Firefighters used the relative calm over the weekend to establish containment lines around the Lithgow fire that is blazing on a 200km front and has already burnt 38,000 hectares of bushland.
Emergency services and nearby mines and residents are bracing themselves for worsening conditions this week as north-westerly winds are expected and hot dry conditions prevail.
NSW Premier Barry O’Farrell has called a state of emergency to enable the Rural Fire Service to take pre-emptive action to save lives and property as fire commissioner Shane Fitzimmons warns that the fires are the worst experienced in the state since 1968.
“They have the very real potential to go right out to the eastern end of the Hawkesbury, right down into the northwest area of Sydney including Richmond,” he said.
“That's what we are talking about, the run from Bilpin right through to Richmond.

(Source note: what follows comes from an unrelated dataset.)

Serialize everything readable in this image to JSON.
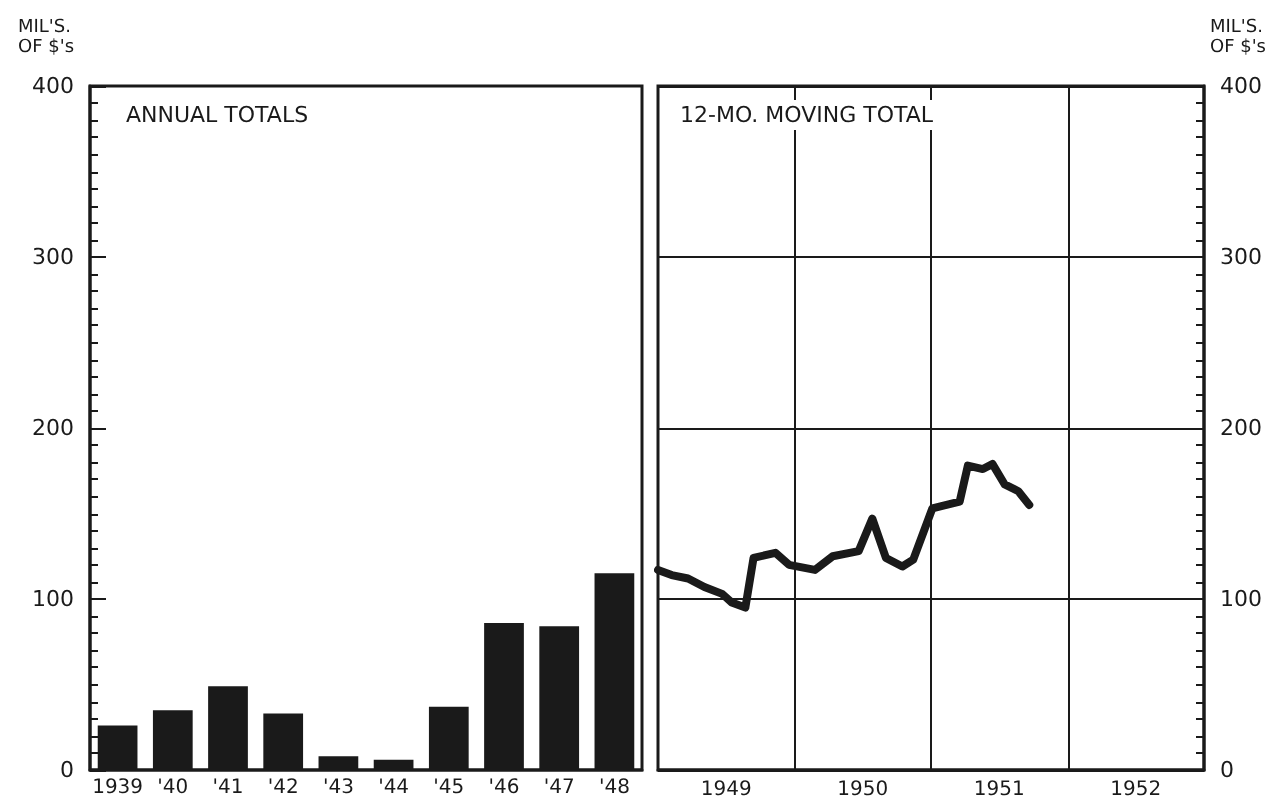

“We are also talking about the fires coming down the northern areas of the Great Western Highway, everywhere from Blackheath to Katoomba, Leura and all the townships all the way along to places like Springwood and Winmalee.
“That's the magnitude. I sincerely hope it's not realised and we end up somewhere in between but what we can't ignore is the probability, based on the weather forecast and based on the current fire behaviour that we've experienced and which we are continuing to experience across these fire grounds.”
The access corridors to mines around Lithgow have been blocked by the bushfires that have swept through the upper Blue Mountains with the Bells Line of Road closed and the nearby town of Bilpin being evacuated.
The loss in production through the disruption caused by the bushfires is too early to calculate with transport of staff, contractors and machinery all being affected.
Around the state, emergency services have been stretched attempting to control fires in the lower Blue Mountains, the Southern Highlands, the Central Coast, the Hunter Valley, Newcastle, Lake Macquarie and the Illawarra.